June Schwarcz was an American enamel artist who created tactile, expressive objects by applying technical mastery of her medium to vessel forms and plaques, which she considers non-functional sculpture.
Nancy Morrison Crow is an American art quilter and fiber artist. She is one of the leading figures in the development of the art quilting movement of the 1970s and 1980s, and is also known for her development of certain techniques to allow more spontaneity and expression.
Cynthia Schira is an American textile artist and former university professor. Her work is represented in the collections of many major public museums.

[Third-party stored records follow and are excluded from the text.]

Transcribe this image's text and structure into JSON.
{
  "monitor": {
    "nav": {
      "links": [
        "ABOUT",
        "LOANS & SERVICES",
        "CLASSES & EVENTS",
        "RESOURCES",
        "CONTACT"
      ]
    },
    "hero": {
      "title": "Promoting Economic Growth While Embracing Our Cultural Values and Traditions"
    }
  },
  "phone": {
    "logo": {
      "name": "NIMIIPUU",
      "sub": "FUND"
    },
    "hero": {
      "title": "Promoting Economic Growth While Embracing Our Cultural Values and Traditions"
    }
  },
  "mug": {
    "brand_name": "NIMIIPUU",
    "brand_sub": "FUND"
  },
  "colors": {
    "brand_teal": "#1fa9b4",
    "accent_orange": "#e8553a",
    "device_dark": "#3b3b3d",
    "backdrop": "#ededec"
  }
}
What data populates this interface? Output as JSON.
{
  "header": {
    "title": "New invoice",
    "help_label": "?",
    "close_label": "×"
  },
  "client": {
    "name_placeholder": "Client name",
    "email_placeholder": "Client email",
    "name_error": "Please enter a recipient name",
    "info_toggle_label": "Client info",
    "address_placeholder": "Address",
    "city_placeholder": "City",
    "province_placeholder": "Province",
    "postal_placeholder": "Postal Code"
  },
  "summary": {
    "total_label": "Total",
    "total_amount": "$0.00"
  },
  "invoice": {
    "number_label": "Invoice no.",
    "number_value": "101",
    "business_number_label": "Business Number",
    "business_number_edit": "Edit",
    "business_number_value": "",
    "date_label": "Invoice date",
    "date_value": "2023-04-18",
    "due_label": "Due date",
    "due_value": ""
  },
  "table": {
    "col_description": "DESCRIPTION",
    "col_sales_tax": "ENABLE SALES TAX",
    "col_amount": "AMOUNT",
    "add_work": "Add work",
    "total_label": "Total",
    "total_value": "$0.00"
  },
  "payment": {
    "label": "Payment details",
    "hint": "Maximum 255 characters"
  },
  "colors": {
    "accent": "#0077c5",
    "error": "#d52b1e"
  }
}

Helena Hernmarck is a Swedish tapestry artist who lives and works in the United States. She is best known for her monumental tapestries designed for architectural settings.
Joan Livingstone is an American contemporary artist, educator, curator, and author based in Chicago. She creates sculptural objects, installations, prints, and collages that reference the human body and bodily experience.
Lili Blumenau (1912–1976) was an American fiber artist. She was a pivotal figure in the development of fiber arts and textile arts, particularly weaving, in the United States during the mid-part of the 20th century.
Hiroko Sato-Pijanowski is a Japanese jewelry designer, artist, author and educator. Sato-Pijanowski is credited with introducing Japanese materials and techniques to American metal working. She is based in Yokohama in Kantō, Japan.
Mary Ann Scherr was an American designer, metalsmith and educator. She was known for her jewellery design and industrial design, but she also worked as a graphic designer, illustrator, game designer, fashion and costume designer and silversmith.
Lillian Wolock Elliott (1930–1994) was an American fiber artist, and textile designer. She is known for her innovative basket craft.
Gerhardt Gunther Knodel, is an American contemporary textile artist, academic administrator, and educator. He was the head of the fiber arts department at Cranbrook Academy of Art from 1970 to 1997, and also served as the school director from 1997 to 2007. In 2016, he was named a fellow of the American Craft Council (ACC).
Dorian (Dohrn) Zachai was an American fiber artist. Her work was included in the 1963 exhibition Woven Forms at the Museum of Contemporary Crafts in New York City. She is considered an important innovator in the field of fiber art.